Autre source de perturbation pour l'entreprise, le changement des conditions du contrat avec Barry Callebaut, ancien propriétaire du site. Enfin, les référencements prennent du temps, et ce alors que l'entreprise a recruté et investi 4 millions d'euros depuis la reprise. Résultat, « il nous manque cinq à six millions d'euros pour faire face financièrement. Nous vivons une crise de croissance », estime Philippe de Jarcy. Selon lui, le chiffre d'affaires devrait dépasser 100 millions d'euros en août 2015, contre 65 millions d'euros sur le dernier exercice, malgré l'arrêt prévu d'un contrat de 30 millions d'euros avec Nestlé (également ancien propriétaire). « Nous avons en portefeuille 56 millions de commandes confirmées et j'ai bon espoir que 25 autres millions suivront dans la foulée. En attendant, notre stratégie de rebond passe par un renforcement de nos fonds propres en faisant entrer des investisseurs. Aujourd'hui, trois nous ont contacté : un industriel et deux financiers », explique Philippe de Jarcy. Contactés par l'AFP, deux syndicats de l'entreprise n'ont pas souhaité réagir à la décision du tribunal de commerce.
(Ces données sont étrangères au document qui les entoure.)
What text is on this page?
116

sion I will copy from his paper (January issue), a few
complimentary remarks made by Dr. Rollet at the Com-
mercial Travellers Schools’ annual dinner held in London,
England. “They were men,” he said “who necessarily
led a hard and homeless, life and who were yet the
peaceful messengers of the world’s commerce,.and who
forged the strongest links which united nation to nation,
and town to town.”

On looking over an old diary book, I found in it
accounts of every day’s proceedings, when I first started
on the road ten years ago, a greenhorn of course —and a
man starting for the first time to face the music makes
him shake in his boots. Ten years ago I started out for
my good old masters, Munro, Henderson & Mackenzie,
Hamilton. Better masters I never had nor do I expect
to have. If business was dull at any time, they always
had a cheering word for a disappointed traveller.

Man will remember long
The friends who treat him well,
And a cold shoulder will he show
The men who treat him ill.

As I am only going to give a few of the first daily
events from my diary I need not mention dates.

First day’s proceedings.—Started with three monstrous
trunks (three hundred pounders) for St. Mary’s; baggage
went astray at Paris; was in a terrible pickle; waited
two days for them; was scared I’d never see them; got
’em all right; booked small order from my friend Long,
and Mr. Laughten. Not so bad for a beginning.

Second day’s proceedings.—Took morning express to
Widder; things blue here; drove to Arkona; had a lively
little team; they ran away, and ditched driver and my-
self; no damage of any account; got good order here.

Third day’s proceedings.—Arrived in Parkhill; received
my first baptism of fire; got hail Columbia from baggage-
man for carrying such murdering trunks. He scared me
Chocolaterie de Bourgogne est détenue par Philippe de Jarcy (ex-directeur général de Hahne) et James Forman (conseil en négoce aux Etats-Unis), à parité, associés à Eugen Betz (négoce en Allemagne et en Russie). Le site a une capacité de production de 100 000 tonnes par an. Pour Philippe de Jarcy, une production de 35 000 tonnes seulement suffira à le rentabiliser. Sa plus grande crainte à court terme ? Une propagation d'Ebola en Côte d'Ivoire et la fermeture des ports qui rendrait l'approvisionnement très difficile.